As farmácias Americanas funcionam de maneira diferente das farmácias Portuguesas. São grandes cadeias, nomeadamente a CVS e o Walgreens, que são como supermercados e inúmeros medicamentos estão a disposição na prateleira ao alcance de qualquer pessoa…o que me continua a fazer grande confusão, e há uma parte separada onde se levantam os medicamentos prescritos, normalmente por funcionários que não são farmacêuticos, sem haver aconselhamento na farmácia nem contacto do utente com o farmacêutico, nem seguimento farmacoterapêutico dos utentes pelos farmacêuticos, o que é muito diferente do papel do farmacêutico nas farmácias Portuguesas, que continuo a achar fundamental, apesar de infelizmente estar a desvanecer com o tempo. Os medicamentos de prescrição dispensados nas farmácias Americanas são preparados pelos farmacêuticos e colocados em frascos , contrariamente às nossas embalagens e aos nossos blisters em que os comprimidos vêm individualizados.

O sistema de saúde Americano funciona à base de seguradoras privadas, o que é muito diferente do sistema de saúde em Portugal, com uma importante componente pública, dando acesso a qualquer pessoa aos cuidados primários de saude, o que aqui não acontece.

Após esta experiência muito enriquecedora, vou-me lançar num novo desafio profissional, na Faculdade de Medicina da Universidade de Yale, Connecticut, continuando o meu percurso profissional nos Estados Unidos e explorar novas terapêuticas para o Alzheimer e Demência Fronto-temporal.

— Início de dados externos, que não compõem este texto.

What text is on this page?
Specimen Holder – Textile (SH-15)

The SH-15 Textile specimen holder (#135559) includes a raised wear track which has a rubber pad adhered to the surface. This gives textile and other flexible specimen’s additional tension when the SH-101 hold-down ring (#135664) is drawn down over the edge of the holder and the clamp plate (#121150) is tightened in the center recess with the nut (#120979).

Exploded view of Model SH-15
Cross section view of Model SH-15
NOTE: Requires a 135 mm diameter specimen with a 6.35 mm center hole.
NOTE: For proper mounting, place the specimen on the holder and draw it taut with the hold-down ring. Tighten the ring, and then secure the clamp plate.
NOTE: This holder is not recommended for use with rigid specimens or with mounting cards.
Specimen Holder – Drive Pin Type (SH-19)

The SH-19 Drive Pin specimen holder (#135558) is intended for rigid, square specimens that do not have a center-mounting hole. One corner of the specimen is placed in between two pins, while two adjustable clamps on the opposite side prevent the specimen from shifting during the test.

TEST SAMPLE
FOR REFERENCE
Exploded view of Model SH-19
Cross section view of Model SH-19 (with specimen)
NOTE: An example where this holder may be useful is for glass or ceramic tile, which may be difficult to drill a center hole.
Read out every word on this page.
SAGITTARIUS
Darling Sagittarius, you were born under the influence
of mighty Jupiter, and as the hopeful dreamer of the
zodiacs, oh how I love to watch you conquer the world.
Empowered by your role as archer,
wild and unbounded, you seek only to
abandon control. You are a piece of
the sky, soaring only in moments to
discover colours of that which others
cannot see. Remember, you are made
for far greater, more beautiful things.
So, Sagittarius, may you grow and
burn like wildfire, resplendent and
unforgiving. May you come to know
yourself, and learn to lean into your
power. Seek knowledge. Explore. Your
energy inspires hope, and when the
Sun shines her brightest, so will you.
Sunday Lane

Na minha opinião, os Farmacêuticos Portugueses com as suas competências profissionais de excelência e extrema importância para a sociedade e tendo um papel fulcral no sistema nacional de saúde, não são valorizados, o que infelizmente leva muitos profissionais a abandonarem a profissão ou procurar essa valorização no estrangeiro, ficando o país ainda mais pobre e a profissão farmacêutica a deteriorizar-se cada vez mais, em vez de se criarem medidas eficazes para tentar reverter esta situação que afecta toda a população e valorizar novamente a profissão farmacêutica no nosso país, que tem tanto potencial para crescer e melhorar.

Portugal é um dos países que disponibiliza maior prestação de cuidados de saúde à população, não só a nível europeu como a nível mundial, e o farmacêutico desempenha um papel fundamental nesse sentido, sendo que os farmacêuticos são INDISPENSÁVEIS! Pensemos sempre nisso e continuemos a lutar por uma profissão farmacêutica digna e de prestígio no nosso país! É fulcral que isso aconteça!